Et c’est ainsi qu’il n’avait eu aucun mal a plaisanter sur les propos de sa petite soeur ayant trait a son âge, ce qui la fit rire pour le plus grand plaisir du Duc… Juste avant qu’elle traite la comédienne de vieille ce qui fit grimacer Vivonne même s’il était impossible de nier que la belle Madeleine avait atteint le seuil des quarante printemps depuis un moment. Quand a la conclusion elle fit sourire le Duc:


“Voila, ne vous immiscez plus dans mes histoires de cour et je n’irais pas m’immiscer dans vos prêches, prières et confessions!”

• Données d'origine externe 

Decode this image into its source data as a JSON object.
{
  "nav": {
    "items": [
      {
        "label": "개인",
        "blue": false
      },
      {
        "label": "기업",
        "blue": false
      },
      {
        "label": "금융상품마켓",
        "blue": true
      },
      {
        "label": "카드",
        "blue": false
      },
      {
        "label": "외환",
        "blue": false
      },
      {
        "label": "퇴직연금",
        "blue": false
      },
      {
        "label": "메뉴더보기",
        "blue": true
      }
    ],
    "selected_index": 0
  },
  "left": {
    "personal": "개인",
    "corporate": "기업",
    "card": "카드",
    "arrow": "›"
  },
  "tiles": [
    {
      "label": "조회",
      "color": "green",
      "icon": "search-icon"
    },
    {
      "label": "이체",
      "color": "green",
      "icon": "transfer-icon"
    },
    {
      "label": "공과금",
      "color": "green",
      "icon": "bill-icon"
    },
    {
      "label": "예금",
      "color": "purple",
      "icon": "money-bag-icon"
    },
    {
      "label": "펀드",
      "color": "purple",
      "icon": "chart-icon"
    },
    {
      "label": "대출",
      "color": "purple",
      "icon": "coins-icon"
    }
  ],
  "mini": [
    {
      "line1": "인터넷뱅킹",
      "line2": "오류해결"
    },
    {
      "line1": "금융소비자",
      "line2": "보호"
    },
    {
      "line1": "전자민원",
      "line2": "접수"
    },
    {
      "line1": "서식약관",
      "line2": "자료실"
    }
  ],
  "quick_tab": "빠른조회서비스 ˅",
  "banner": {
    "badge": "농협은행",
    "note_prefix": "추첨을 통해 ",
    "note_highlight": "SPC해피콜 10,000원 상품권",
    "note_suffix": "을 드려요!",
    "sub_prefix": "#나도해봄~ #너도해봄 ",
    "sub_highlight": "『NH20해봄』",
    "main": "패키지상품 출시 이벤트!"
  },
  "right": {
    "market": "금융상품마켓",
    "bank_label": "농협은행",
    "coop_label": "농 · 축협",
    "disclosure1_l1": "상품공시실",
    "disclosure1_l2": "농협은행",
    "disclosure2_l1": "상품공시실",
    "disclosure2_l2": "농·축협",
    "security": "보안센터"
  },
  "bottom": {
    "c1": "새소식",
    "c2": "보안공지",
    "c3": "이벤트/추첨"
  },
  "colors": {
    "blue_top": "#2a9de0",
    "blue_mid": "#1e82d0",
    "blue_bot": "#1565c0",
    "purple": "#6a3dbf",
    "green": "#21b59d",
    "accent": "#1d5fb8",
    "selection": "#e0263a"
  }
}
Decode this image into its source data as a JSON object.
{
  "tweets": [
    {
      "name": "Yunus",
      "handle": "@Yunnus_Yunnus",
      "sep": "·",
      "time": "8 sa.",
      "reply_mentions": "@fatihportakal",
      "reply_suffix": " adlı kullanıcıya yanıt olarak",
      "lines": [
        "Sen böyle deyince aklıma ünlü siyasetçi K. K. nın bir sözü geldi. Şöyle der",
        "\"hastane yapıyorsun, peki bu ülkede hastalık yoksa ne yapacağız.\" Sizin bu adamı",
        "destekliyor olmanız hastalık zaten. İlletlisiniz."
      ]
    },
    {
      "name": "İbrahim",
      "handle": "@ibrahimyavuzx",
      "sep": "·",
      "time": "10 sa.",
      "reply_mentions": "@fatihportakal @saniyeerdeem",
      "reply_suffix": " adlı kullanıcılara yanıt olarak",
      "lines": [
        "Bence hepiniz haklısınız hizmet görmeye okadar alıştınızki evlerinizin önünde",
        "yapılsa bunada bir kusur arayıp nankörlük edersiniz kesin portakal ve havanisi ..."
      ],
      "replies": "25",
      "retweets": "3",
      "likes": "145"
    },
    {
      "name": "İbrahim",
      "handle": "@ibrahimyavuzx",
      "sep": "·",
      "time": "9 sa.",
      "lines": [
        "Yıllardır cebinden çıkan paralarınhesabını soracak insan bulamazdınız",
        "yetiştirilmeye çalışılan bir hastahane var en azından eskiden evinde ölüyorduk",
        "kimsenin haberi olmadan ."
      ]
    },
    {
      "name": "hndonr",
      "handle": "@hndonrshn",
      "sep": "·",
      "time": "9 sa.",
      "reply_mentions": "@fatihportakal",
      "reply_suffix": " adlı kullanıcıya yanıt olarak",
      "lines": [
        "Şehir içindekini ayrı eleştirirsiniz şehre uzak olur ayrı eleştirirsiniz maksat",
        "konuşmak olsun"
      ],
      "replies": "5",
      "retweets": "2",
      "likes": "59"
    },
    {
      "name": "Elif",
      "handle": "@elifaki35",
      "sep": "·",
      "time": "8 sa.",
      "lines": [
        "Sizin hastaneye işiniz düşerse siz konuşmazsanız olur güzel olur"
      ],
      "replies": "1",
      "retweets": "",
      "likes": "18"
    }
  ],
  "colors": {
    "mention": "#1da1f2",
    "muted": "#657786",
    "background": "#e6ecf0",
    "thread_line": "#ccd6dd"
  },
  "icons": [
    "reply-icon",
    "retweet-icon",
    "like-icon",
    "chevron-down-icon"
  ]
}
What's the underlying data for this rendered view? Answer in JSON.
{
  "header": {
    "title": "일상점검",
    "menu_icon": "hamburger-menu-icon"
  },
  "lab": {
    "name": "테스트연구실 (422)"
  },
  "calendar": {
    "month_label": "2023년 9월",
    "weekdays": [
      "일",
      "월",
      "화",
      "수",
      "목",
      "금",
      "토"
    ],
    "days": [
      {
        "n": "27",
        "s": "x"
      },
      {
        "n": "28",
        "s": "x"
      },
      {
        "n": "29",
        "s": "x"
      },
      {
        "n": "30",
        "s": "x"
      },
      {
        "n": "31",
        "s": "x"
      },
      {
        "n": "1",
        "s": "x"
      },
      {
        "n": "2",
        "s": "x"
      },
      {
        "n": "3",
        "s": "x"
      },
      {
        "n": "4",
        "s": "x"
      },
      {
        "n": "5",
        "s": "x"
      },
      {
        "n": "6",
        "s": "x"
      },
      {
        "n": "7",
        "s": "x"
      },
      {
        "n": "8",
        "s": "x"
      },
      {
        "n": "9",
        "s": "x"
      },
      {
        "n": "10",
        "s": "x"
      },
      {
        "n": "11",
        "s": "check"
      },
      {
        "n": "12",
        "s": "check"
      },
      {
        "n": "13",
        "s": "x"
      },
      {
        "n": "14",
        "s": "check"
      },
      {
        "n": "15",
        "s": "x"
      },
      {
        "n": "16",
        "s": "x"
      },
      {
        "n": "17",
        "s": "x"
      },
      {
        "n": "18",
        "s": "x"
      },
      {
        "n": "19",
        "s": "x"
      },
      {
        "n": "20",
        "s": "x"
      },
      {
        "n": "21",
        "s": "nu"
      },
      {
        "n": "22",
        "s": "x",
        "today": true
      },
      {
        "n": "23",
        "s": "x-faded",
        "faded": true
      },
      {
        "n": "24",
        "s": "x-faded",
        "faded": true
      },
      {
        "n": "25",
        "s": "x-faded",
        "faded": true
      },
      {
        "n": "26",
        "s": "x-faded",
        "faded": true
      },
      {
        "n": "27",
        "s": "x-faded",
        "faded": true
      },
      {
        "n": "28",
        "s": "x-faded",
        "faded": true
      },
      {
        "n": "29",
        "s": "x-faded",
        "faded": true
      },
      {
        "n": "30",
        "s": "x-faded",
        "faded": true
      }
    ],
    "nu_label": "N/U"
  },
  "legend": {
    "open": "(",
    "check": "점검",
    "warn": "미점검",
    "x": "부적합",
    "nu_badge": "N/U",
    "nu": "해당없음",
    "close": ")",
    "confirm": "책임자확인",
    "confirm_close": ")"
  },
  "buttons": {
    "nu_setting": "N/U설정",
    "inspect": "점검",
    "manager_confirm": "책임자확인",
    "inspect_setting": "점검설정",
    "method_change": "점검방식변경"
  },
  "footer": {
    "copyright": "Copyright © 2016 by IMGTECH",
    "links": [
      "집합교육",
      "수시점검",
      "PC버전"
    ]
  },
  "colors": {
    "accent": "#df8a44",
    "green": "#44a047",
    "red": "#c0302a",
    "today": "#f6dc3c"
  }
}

Et le Duc rit a l’idée de jouer les confesseurs et donner l’absolution aux pauvres pêchers: Il serait soit terriblement mal passé soit, au contraire, le mieux placé, au vu de sa vie de libertin guerrier.

“Ma chère petite soeur, je vous remercie pour votre compréhension et oui, n’en parlons plus.”

Lui sourit-il alors que la jeune femme se relevait. Le duc fit de même et, en bon Mortemart, vérifia que son apparence était parfaite avant de sortir.

“Parlons plutôt littérature pendant notre promenade, c’est un sujet qui vous tient a coeur et qui a le mérite d’être toujours plaisant, non?”

Proposa le Duc en offrant son bras a sa petite soeur.